Lady Margaret Hall has just announced the launch of a new pilot access scheme offering a “foundation year” to students from under-represented backgrounds, starting in the Autumn of 2016. The pilot scheme, launched in association with Trinity College Dublin, who have offered a similar programme for 17 years, will see LMH taking on a dozen students who tutors think could benefit from an Oxford education, but who would ordinarily not apply or succeed in applying through conventional channels such as UCAS. They will be given teaching and support that will prepare them to progress to a fully matriculated degree course, and will be provided with free accommodation and a living allowance.
The aim of the Foundation Year is to provide teaching and support that will increase the academic confidence of students.
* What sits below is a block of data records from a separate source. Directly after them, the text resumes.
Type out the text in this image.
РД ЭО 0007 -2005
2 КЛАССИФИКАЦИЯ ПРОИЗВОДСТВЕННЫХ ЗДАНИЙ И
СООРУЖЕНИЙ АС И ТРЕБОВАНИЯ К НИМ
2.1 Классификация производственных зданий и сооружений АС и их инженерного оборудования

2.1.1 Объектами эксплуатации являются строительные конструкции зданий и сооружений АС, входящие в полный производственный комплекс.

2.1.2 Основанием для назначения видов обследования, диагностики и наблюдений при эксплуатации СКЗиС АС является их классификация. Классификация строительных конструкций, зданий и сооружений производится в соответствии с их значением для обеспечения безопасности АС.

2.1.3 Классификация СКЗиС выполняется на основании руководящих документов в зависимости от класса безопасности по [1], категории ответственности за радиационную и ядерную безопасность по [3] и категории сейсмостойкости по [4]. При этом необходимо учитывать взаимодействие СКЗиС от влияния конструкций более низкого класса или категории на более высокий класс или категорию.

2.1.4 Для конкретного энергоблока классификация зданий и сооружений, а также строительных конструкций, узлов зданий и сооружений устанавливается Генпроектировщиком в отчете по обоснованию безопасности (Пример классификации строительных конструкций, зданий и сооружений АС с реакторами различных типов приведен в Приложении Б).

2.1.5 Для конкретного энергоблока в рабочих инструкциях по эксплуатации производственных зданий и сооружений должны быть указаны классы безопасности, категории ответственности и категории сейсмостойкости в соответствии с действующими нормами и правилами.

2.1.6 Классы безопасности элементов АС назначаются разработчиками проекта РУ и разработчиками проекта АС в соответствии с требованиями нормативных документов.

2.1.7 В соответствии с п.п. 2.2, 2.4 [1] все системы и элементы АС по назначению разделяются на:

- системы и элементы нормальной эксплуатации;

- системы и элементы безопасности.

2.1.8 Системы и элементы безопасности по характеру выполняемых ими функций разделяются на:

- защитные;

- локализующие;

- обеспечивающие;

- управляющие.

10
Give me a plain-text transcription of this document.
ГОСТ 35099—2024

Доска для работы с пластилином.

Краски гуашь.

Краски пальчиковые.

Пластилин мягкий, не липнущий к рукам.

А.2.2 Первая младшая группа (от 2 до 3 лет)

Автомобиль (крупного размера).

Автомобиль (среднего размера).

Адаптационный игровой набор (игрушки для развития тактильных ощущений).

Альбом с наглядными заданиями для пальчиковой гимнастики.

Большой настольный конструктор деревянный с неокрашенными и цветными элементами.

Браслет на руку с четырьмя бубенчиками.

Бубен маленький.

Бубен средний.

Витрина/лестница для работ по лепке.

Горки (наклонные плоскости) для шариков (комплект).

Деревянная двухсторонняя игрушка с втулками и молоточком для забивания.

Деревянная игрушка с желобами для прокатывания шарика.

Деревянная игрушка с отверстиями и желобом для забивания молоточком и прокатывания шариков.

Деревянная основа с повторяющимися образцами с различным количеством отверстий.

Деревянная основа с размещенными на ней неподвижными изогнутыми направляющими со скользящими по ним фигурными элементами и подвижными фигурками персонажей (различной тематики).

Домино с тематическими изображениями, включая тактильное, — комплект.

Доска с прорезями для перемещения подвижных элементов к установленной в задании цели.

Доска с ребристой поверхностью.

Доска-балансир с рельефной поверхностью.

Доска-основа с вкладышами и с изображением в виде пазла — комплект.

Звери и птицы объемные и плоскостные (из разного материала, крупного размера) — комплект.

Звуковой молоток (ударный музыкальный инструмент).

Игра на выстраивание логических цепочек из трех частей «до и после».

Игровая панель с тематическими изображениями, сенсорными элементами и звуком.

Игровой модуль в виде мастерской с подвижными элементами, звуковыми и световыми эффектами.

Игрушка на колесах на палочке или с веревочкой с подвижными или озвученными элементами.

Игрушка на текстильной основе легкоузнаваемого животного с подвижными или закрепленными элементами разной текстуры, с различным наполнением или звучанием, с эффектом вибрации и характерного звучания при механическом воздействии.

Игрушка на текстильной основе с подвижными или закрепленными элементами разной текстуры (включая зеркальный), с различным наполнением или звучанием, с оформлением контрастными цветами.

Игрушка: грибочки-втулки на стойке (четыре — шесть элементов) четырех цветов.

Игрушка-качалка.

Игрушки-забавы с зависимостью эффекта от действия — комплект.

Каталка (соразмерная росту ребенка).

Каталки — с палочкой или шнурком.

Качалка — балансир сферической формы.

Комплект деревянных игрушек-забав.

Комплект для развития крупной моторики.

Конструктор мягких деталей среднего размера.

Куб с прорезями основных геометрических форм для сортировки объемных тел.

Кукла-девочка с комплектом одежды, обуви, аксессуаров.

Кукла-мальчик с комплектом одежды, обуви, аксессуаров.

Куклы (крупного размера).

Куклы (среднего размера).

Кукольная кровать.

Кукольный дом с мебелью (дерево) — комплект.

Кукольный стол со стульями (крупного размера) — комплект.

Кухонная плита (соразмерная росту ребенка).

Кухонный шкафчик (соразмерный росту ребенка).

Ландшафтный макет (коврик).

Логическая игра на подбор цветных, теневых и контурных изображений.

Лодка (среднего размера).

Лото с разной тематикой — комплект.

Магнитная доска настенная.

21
The course includes three core modules: educational guidance and study skills; use of digital technologies; academic writing and critical thinking. In addition, students will take a course relating to the specific subject they have chosen to study. There are 21 courses available, including Biochemistry, Engineering, Sciences, English, Maths, Psychology, Theology, Classical Archeology and Ancient History, Classics, Modern Languages and a variety of joint honours courses. Students will be assessed using a combination of essays, projects, presentations and exams. Students on the course will submit UCAS applications in October for full time degree courses at the universities of their choice.
“This pilot scheme will enable young people from under-represented groups to access the transformative opportunity of an Oxford education, whilst also enhancing the diversity of our student body.”
The students that LMH will seek to recruit for the scheme will be from the same target groups that Oxford University has made a priority in its recent Access Agreement with the Government’s Office for Fair Access, including students from disadvantaged socio-economic backgrounds, students from neighbourhoods with low participation in higher education, and schools and colleges that historically have had limited progression to Oxford.
Each Oxford College is allocated link regions in the UK, and so LMH will be concentrating on attracting students from Haringey, Herefordshire, Gloucestershire, Monmouthshire, Powys and Ceredigion – although it will also be working alongside schools with which it has built up a relationship over the years.
Speaking at the launch of the programme, former Guardian Editor and Principal of Lady Margaret Hall, Alan Rusbridger, said: “ LMH was founded in 1878 to right a wrong by admitting people – women – who were historically excluded from the university. This pilot scheme will enable young people from under-represented groups to access the transformative opportunity of an Oxford education, whilst also enhancing the diversity of our student body.”
In a press statement, the Minister for Higher Education in England and Wales, Jo Johnson, claimed that “such programmes have a key role to play in breaking down barriers”, adding that it would enable “people from disadvantaged backgrounds” to reap the benefits of a “world class” education.
Emma Andrews, LMH’s JCR President said: “We’re very proud that this exciting and necessary is starting in Oxford, and particularly at our college. The JCR are passionate about making sure all the foundation students, just like all members of our community, feel welcomed and supported at LMH.”